Explosion de Falcon 9 : SpaceX en fait-il trop, trop vite ?

L’explosion de sa fusée samedi 27 juin sera-t-elle l’occasion d’une remise en cause pour SpaceX ?

Si l'origine de l’accident n’est pas encore connue, le rythme effréné d’innovation et de production de la société d’Elon Musk n'y est peut-être pas étranger.

Lanceur lourd, fusée réutilisable, vol habité, conquête de Mars…la liste des défis auxquels le groupe tente de répondre donne simplement le vertige.

Explosion deux minutes après le décollage du lanceur en juin 2015

Avec SpaceX, tout va vite. Trop vite ? La question se pose désormais après que la société californienne a connu son premier échec. Le 28 juin, deux minutes après son lancement depuis la base de Cap Canaveral, la fusée Falcon 9 s’est désintégrée en plein vol. Elle devait ravitailler en vivres et matériel scientifique les astronautes de la station spatiale internationale (ISS). C’était la septième mission de ce type assurée par SpaceX après avoir été la première société privée à s’amarrer à l’ISS en 2012.

La raison de l’explosion n’est pas encore connue, même si Elon Musk, son patron milliardaire, tweetait dans les heures qui ont suivi que l’accident était peut-être dû à une surpression dans le réservoir d'oxygène liquide du dernier étage de la fusée.

Jusqu’ici rien ne semblait résister à SpaceX. Avant cet échec, la société californienne avait aligné 18 tirs réussis d’affilée. Le rythme allait même s’accélérant. Sur les quatre premiers mois de 2015, la fusée Falcon 9 avait déjà décollé cinq fois, soit plus que l’ensemble de l’année précédente. De quoi donner des sueurs froides à son grand rival Arianespace, qui ne s’attendait pas à une montée en puissance aussi rapide de ce nouvel entrant.

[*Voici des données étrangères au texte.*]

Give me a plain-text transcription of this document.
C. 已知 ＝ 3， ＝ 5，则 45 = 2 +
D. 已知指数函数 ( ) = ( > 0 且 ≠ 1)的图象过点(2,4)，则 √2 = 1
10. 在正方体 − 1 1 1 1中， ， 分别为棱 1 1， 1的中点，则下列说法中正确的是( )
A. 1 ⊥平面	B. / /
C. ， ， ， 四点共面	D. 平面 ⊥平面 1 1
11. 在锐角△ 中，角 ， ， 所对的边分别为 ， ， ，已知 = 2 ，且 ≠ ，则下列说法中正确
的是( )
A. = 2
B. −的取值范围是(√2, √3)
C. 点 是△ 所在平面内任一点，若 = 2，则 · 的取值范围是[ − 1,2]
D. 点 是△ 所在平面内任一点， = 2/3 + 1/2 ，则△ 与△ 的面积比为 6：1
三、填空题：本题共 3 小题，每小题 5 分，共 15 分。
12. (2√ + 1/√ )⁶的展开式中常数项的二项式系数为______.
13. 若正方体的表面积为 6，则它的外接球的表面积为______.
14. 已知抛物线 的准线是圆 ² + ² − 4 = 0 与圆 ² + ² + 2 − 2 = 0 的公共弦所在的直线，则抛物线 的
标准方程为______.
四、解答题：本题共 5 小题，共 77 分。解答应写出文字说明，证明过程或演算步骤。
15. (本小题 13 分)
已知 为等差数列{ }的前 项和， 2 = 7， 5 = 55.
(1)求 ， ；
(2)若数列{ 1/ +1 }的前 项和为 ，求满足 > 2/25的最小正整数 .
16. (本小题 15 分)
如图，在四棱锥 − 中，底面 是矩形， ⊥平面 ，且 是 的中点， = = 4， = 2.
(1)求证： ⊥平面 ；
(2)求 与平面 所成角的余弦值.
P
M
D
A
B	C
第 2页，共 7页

Lancement du Falcon 9 de SpaceX (CRS-5 pour la Nasa) en décembre 2014 - crédits : SpaceX

l'avalanche de projets

Mais le plus impressionnant est encore ailleurs. La liste des défis auxquels le groupe tente de répondre donne simplement le vertige. Ses ingénieurs sont mobilisés sur plusieurs chantiers tous aussi stratégiques les uns que les autres.

Le plus médiatique et le plus avancé: le lanceur réutilisable. La fusée qui a explosé samedi devait revenir sur Terre ou plutôt atterrir sur une barge dans l’océan. L’objectif recherché : casser encore plus le prix des lanceurs en récupérant leur premier étage. Elon Musk a précisé qu’il multiplierait les tentatives jusqu’à réussir.

Space X travaille en outre sur le développement de Falcon Heavy, une version lourde de son lanceur. Là aussi, le défi technologique est considérable. Elle doit emporter plus de 50 tonnes dans l’espace soit deux fois plus que les fusées les plus performantes encore opérationnelles comme Delta IV Heavy, pour un tiers du prix. Le calendrier est serré. SpaceX vise un premier vol de démonstration d’ici la fin de l’année !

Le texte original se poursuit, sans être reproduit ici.